Two years later, my little sister Patricia, their seventh and final child, was born. Their last relocation, to a suburb in Rochester, New York, offered their brood of seven children a four-bedroom, one-bathroom, 1830 farmhouse. The house was set in a perfect village suburb with sidewalks everywhere and a short walk to the Catholic convent, where we attended religious education classes. The elementary school was literally in the backyard, and the middle school and high school were both a quick walk down the hill. This was really when my memories of childhood started, with the birth and naming of my s
ister Trish.
All six of us had been namesakes, but for some reason, naming this seventh child was different. She was not to be a namesake. This time, the six of us participated in the naming of our newborn sister.
“You have a little sister,” Dad announced as he walked through the kitchen door, returning from the hospital. “The baby and your mother should be home in five days or so. We can go and see them both tomorrow. Your mother wants to name the baby Agnes.”
“What? Agnes?” The scream from my older siblings and I could be heard throughout the neighborhood and the dinner table quickly turned into a competition on naming the baby, all of us, shouting out names for our little sister like we were on Family Feud. Poor little baby had no idea what world she was about to enter with such competitive brothers and sisters, each insisting that the name they had selected for the baby was the best. In the end, Dad claimed victory in the name game, after naming his lovely little baby girl after a beautiful girl he remembered from his elementary school youth. His victory was challenged by Mom, of course, who said the baby was named after two of her favorite saints.
For 45 years our family lived in the same house, hosted graduation parties for all seven of us from high school, pushed seven of us out the door to college and welcomed thirteen grandchildren. Our home was known throughout the village as “the Mayor’s House,” and Mom was “the Mayor’s Wife,” or as Bette Midler so beautifully sings, the “wind beneath [his] wings.” To me, my brothers, and my sisters, she was simply a vessel of happy energy and unending love and faith.

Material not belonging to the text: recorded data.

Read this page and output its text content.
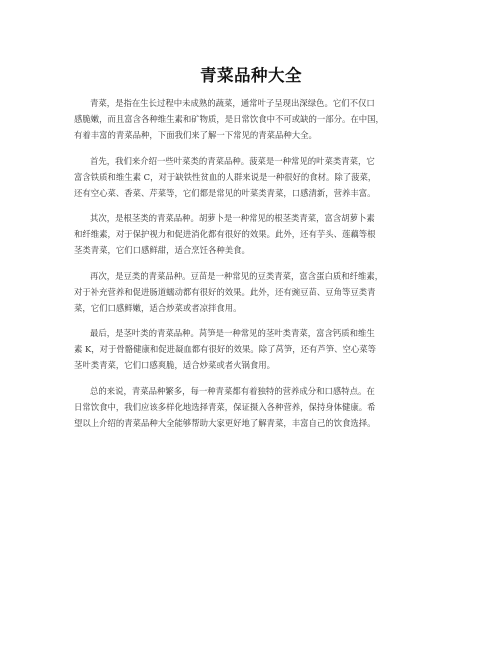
青菜品种大全
青菜，是指在生长过程中未成熟的蔬菜，通常叶子呈现出深绿色。它们不仅口
感脆嫩，而且富含各种维生素和矿物质，是日常饮食中不可或缺的一部分。在中国，
有着丰富的青菜品种，下面我们来了解一下常见的青菜品种大全。
首先，我们来介绍一些叶菜类的青菜品种。菠菜是一种常见的叶菜类青菜，它
富含铁质和维生素 C，对于缺铁性贫血的人群来说是一种很好的食材。除了菠菜，
还有空心菜、香菜、芹菜等，它们都是常见的叶菜类青菜，口感清新，营养丰富。
其次，是根茎类的青菜品种。胡萝卜是一种常见的根茎类青菜，富含胡萝卜素
和纤维素，对于保护视力和促进消化都有很好的效果。此外，还有芋头、莲藕等根
茎类青菜，它们口感鲜甜，适合烹饪各种美食。
再次，是豆类的青菜品种。豆苗是一种常见的豆类青菜，富含蛋白质和纤维素，
对于补充营养和促进肠道蠕动都有很好的效果。此外，还有豌豆苗、豆角等豆类青
菜，它们口感鲜嫩，适合炒菜或者凉拌食用。
最后，是茎叶类的青菜品种。莴笋是一种常见的茎叶类青菜，富含钙质和维生
素 K，对于骨骼健康和促进凝血都有很好的效果。除了莴笋，还有芦笋、空心菜等
茎叶类青菜，它们口感爽脆，适合炒菜或者火锅食用。
总的来说，青菜品种繁多，每一种青菜都有着独特的营养成分和口感特点。在
日常饮食中，我们应该多样化地选择青菜，保证摄入各种营养，保持身体健康。希
望以上介绍的青菜品种大全能够帮助大家更好地了解青菜，丰富自己的饮食选择。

Mom had a skip in her step, a smile that had the sweetness of the nectar that we read about in the story of Adam and Eve, and the work ethics of her beloved parents. Constantly using her home economics degree, she ran our home like a machine on all four gears. She had seven children—seven workers who helped manage her home, her yard, and her gardens. She was a homemaker, finding joy in making fantastic strawberry rhubarb jam, which she bottled in recycled baby-food jars. Our favorite dinners included baked potatoes smothered in margarine, served alongside fresh-cut asparagus from her garden.